For formation damage test preparation, careful attention must be given to the initial water saturation, which is vacuum-saturated in a synthetic or connate brine solution. Further, it is essential to centrifuge the core plug at high rpm to near irreducible water saturation to minimize the effect of residual water on permeability – a primary damage mechanism for tight gas reservoirs. Due to the high initial water saturation, this process helps reduce errors in test result interpretation.

Test protocol

Once a core plug has been properly cleaned and centrifuged, the sample is loaded into a permeameter for testing. Testing is conducted at reservoir temperature and elevated pressure to approach downhole conditions. Humidified nitrogen is flowed through the core plug in the production direction at reservoir temperature and increased pressures to establish a baseline permeability. Once a filter cake is deposited, overbalance pressure is applied for a predetermined period, during which filtration data are collected and recorded. Following the test fluid exposure phase, permeability is reestablished in much the same way as for the initial permeability phase.

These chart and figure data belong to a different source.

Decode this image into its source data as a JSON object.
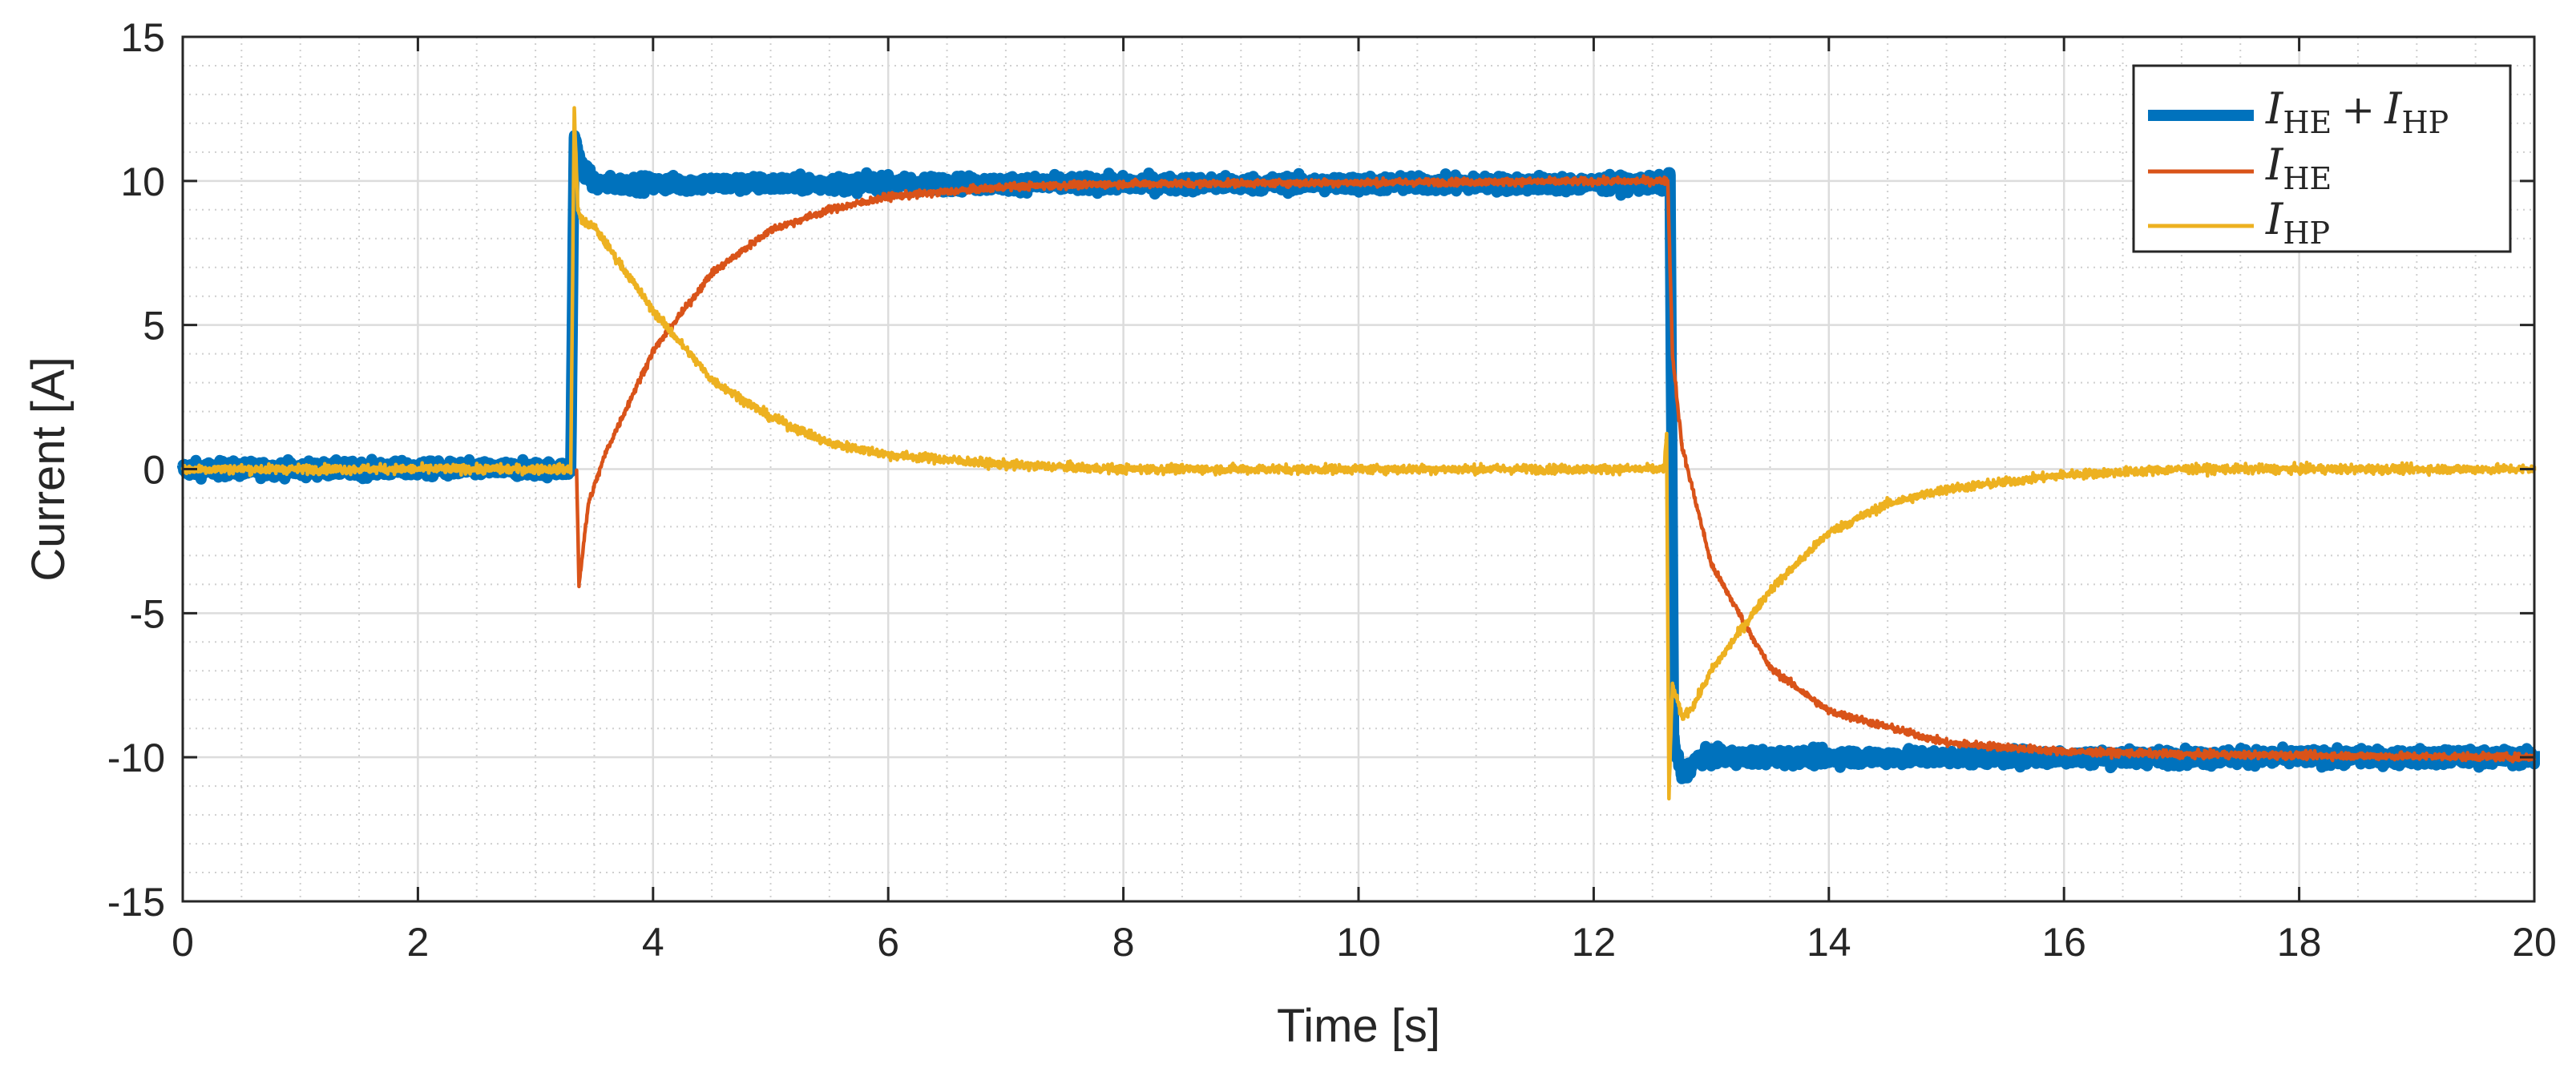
{
  "chart_data": {
    "type": "line",
    "title": "",
    "xlabel": "Time [s]",
    "ylabel": "Current [A]",
    "xlim": [
      0,
      20
    ],
    "ylim": [
      -15,
      15
    ],
    "xticks": [
      0,
      2,
      4,
      6,
      8,
      10,
      12,
      14,
      16,
      18,
      20
    ],
    "yticks": [
      15,
      10,
      5,
      0,
      -5,
      -10,
      -15
    ],
    "xtick_labels": [
      "0",
      "2",
      "4",
      "6",
      "8",
      "10",
      "12",
      "14",
      "16",
      "18",
      "20"
    ],
    "ytick_labels": [
      "15",
      "10",
      "5",
      "0",
      "-5",
      "-10",
      "-15"
    ],
    "grid": true,
    "minor_grid": true,
    "legend_position": "top-right",
    "events": {
      "step_up_time": 3.35,
      "step_down_time": 12.65,
      "level_high": 10,
      "level_low": -10,
      "time_constant": 0.85
    },
    "series": [
      {
        "name": "I_HE + I_HP",
        "legend": {
          "main": "I",
          "sub1": "HE",
          "op": "+",
          "main2": "I",
          "sub2": "HP"
        },
        "color": "#0072BD",
        "noise": 0.25,
        "points": [
          [
            0,
            0
          ],
          [
            3.3,
            0
          ],
          [
            3.33,
            11.6
          ],
          [
            3.38,
            10.6
          ],
          [
            3.5,
            9.9
          ],
          [
            12.6,
            9.9
          ],
          [
            12.65,
            10.2
          ],
          [
            12.68,
            -9.5
          ],
          [
            12.75,
            -10.6
          ],
          [
            12.9,
            -10
          ],
          [
            20,
            -10
          ]
        ]
      },
      {
        "name": "I_HE",
        "legend": {
          "main": "I",
          "sub1": "HE"
        },
        "color": "#D95319",
        "noise": 0.12,
        "points": [
          [
            3.35,
            0
          ],
          [
            3.37,
            -4
          ],
          [
            3.45,
            -1.2
          ],
          [
            3.6,
            0.6
          ],
          [
            4.0,
            4.1
          ],
          [
            4.5,
            6.8
          ],
          [
            5.0,
            8.3
          ],
          [
            5.5,
            9.0
          ],
          [
            6.0,
            9.45
          ],
          [
            7.0,
            9.8
          ],
          [
            8.0,
            9.9
          ],
          [
            12.6,
            10
          ],
          [
            12.63,
            10
          ],
          [
            12.67,
            4.0
          ],
          [
            12.75,
            0.8
          ],
          [
            13.0,
            -3.3
          ],
          [
            13.5,
            -6.9
          ],
          [
            14.0,
            -8.4
          ],
          [
            15.0,
            -9.5
          ],
          [
            16.0,
            -9.8
          ],
          [
            17.0,
            -9.9
          ],
          [
            20,
            -10
          ]
        ]
      },
      {
        "name": "I_HP",
        "legend": {
          "main": "I",
          "sub1": "HP"
        },
        "color": "#EDB120",
        "noise": 0.15,
        "points": [
          [
            0,
            0
          ],
          [
            3.3,
            0
          ],
          [
            3.33,
            12.5
          ],
          [
            3.36,
            9.0
          ],
          [
            3.4,
            8.6
          ],
          [
            3.5,
            8.4
          ],
          [
            4.0,
            5.5
          ],
          [
            4.5,
            3.1
          ],
          [
            5.0,
            1.8
          ],
          [
            5.5,
            0.9
          ],
          [
            6.0,
            0.5
          ],
          [
            7.0,
            0.15
          ],
          [
            8.0,
            0
          ],
          [
            12.6,
            0
          ],
          [
            12.62,
            1.2
          ],
          [
            12.64,
            -11.3
          ],
          [
            12.67,
            -7.5
          ],
          [
            12.75,
            -8.6
          ],
          [
            12.85,
            -8.2
          ],
          [
            13.0,
            -7.0
          ],
          [
            13.5,
            -4.2
          ],
          [
            14.0,
            -2.2
          ],
          [
            14.5,
            -1.2
          ],
          [
            15.0,
            -0.7
          ],
          [
            16.0,
            -0.2
          ],
          [
            17.0,
            0
          ],
          [
            20,
            0
          ]
        ]
      }
    ]
  }
}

Flow initiation pressure refers to the pressure required to initiate flow of gas or fluid through the reservoir rock after RDF exposure. Flow initiation pressure, which is calculated by subtracting the stable pressure from the maximum pressure when determining the final permeability, is recorded, with this data possibly indicating damage. Reductions in regained permeability often are associated with higher flow initiation pressures. Filtration values also can provide a clear indication of the extent of damage since higher fluid loss often is associated with lower regained permeability in tight gas reservoirs. All test results contribute to the overall interpretation of formation damage, but the most telling clue is the percent of regained permeability.

After vacuuming core plugs, pores are more visible and mostly clean of dust. Individual grains are clearly seen.

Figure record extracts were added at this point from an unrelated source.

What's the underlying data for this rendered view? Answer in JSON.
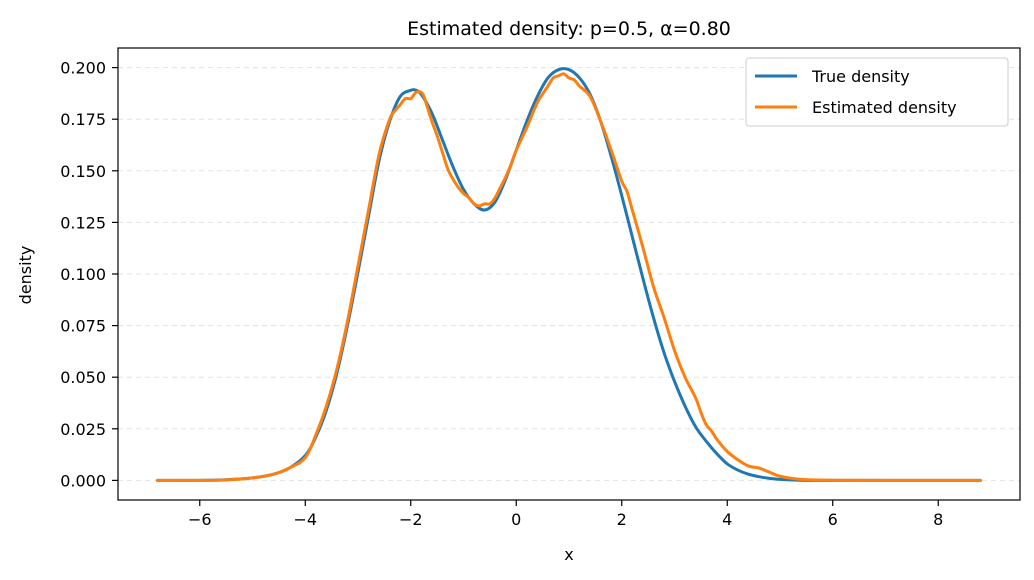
{
  "chart_data": {
    "type": "line",
    "title": "Estimated density: p=0.5, α=0.80",
    "xlabel": "x",
    "ylabel": "density",
    "xlim": [
      -7.55,
      9.55
    ],
    "ylim": [
      -0.0095,
      0.2095
    ],
    "xticks": [
      -6,
      -4,
      -2,
      0,
      2,
      4,
      6,
      8
    ],
    "xtick_labels": [
      "−6",
      "−4",
      "−2",
      "0",
      "2",
      "4",
      "6",
      "8"
    ],
    "yticks": [
      0.0,
      0.025,
      0.05,
      0.075,
      0.1,
      0.125,
      0.15,
      0.175,
      0.2
    ],
    "ytick_labels": [
      "0.000",
      "0.025",
      "0.050",
      "0.075",
      "0.100",
      "0.125",
      "0.150",
      "0.175",
      "0.200"
    ],
    "grid": "horizontal dashed",
    "legend_position": "top-right",
    "series": [
      {
        "name": "True density",
        "color": "#1f77b4",
        "x": [
          -6.8,
          -6.0,
          -5.5,
          -5.0,
          -4.6,
          -4.3,
          -4.0,
          -3.8,
          -3.6,
          -3.4,
          -3.2,
          -3.0,
          -2.8,
          -2.6,
          -2.4,
          -2.2,
          -2.0,
          -1.9,
          -1.8,
          -1.6,
          -1.4,
          -1.2,
          -1.0,
          -0.8,
          -0.6,
          -0.4,
          -0.2,
          0.0,
          0.2,
          0.4,
          0.6,
          0.8,
          1.0,
          1.2,
          1.4,
          1.6,
          1.8,
          2.0,
          2.2,
          2.4,
          2.6,
          2.8,
          3.0,
          3.2,
          3.4,
          3.6,
          3.8,
          4.0,
          4.2,
          4.4,
          4.6,
          4.8,
          5.0,
          5.4,
          6.0,
          7.0,
          8.8
        ],
        "y": [
          0.0,
          0.0,
          0.0003,
          0.0012,
          0.003,
          0.006,
          0.012,
          0.021,
          0.034,
          0.052,
          0.075,
          0.101,
          0.128,
          0.155,
          0.174,
          0.186,
          0.189,
          0.189,
          0.187,
          0.178,
          0.165,
          0.152,
          0.141,
          0.134,
          0.131,
          0.135,
          0.146,
          0.16,
          0.174,
          0.186,
          0.195,
          0.199,
          0.199,
          0.195,
          0.187,
          0.174,
          0.157,
          0.138,
          0.118,
          0.098,
          0.079,
          0.062,
          0.048,
          0.036,
          0.026,
          0.019,
          0.013,
          0.008,
          0.005,
          0.003,
          0.0018,
          0.001,
          0.0005,
          0.0001,
          0.0,
          0.0,
          0.0
        ]
      },
      {
        "name": "Estimated density",
        "color": "#ff7f0e",
        "x": [
          -6.8,
          -6.0,
          -5.5,
          -5.0,
          -4.6,
          -4.3,
          -4.0,
          -3.8,
          -3.6,
          -3.4,
          -3.2,
          -3.0,
          -2.8,
          -2.6,
          -2.4,
          -2.3,
          -2.2,
          -2.1,
          -2.0,
          -1.9,
          -1.8,
          -1.75,
          -1.7,
          -1.6,
          -1.5,
          -1.4,
          -1.3,
          -1.2,
          -1.1,
          -1.0,
          -0.9,
          -0.8,
          -0.7,
          -0.6,
          -0.5,
          -0.4,
          -0.3,
          -0.2,
          -0.1,
          0.0,
          0.2,
          0.4,
          0.6,
          0.7,
          0.8,
          0.9,
          1.0,
          1.1,
          1.2,
          1.4,
          1.6,
          1.8,
          2.0,
          2.1,
          2.2,
          2.4,
          2.6,
          2.8,
          3.0,
          3.2,
          3.4,
          3.5,
          3.6,
          3.7,
          3.8,
          4.0,
          4.2,
          4.4,
          4.6,
          4.7,
          4.8,
          5.0,
          5.4,
          6.0,
          7.0,
          8.8
        ],
        "y": [
          0.0,
          0.0,
          0.0002,
          0.0012,
          0.003,
          0.006,
          0.011,
          0.022,
          0.036,
          0.054,
          0.077,
          0.104,
          0.131,
          0.158,
          0.175,
          0.179,
          0.182,
          0.185,
          0.185,
          0.188,
          0.188,
          0.186,
          0.182,
          0.174,
          0.167,
          0.159,
          0.151,
          0.146,
          0.142,
          0.139,
          0.137,
          0.134,
          0.133,
          0.134,
          0.134,
          0.137,
          0.142,
          0.147,
          0.153,
          0.16,
          0.171,
          0.183,
          0.191,
          0.195,
          0.196,
          0.197,
          0.195,
          0.194,
          0.191,
          0.186,
          0.174,
          0.16,
          0.145,
          0.14,
          0.131,
          0.113,
          0.094,
          0.079,
          0.063,
          0.05,
          0.04,
          0.033,
          0.027,
          0.024,
          0.02,
          0.014,
          0.01,
          0.007,
          0.006,
          0.005,
          0.004,
          0.002,
          0.0005,
          0.0001,
          0.0,
          0.0
        ]
      }
    ]
  }
}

In one case study, test examples showed cores with higher filtration of around 12.8 mL, 204% pore volume having significantly lower regained permeability that cor- responded with a greater reduction in regained permeability by as much as 19.6%. The core samples with much lower filtration demonstrated high return permeability. Cases where return permeability values are >100% are most likely a result of reduced water saturations in the latter stages of the test. This is particularly true in tests conducted at very high temperatures where the core is more likely to "dry out." This effect is diminished in cores that have been centrifuged.

The tight fracture and pore spaces that become more saturated with water develop strong capillary forces that cannot be overcome easily. Situations such as this result in phase trapping. In many cases, the reservoir becomes permanently damaged with fluid invasion into the wellbore face, thereby reinforcing the critical need to use all available technology and procedures to minimize invasion at the onset.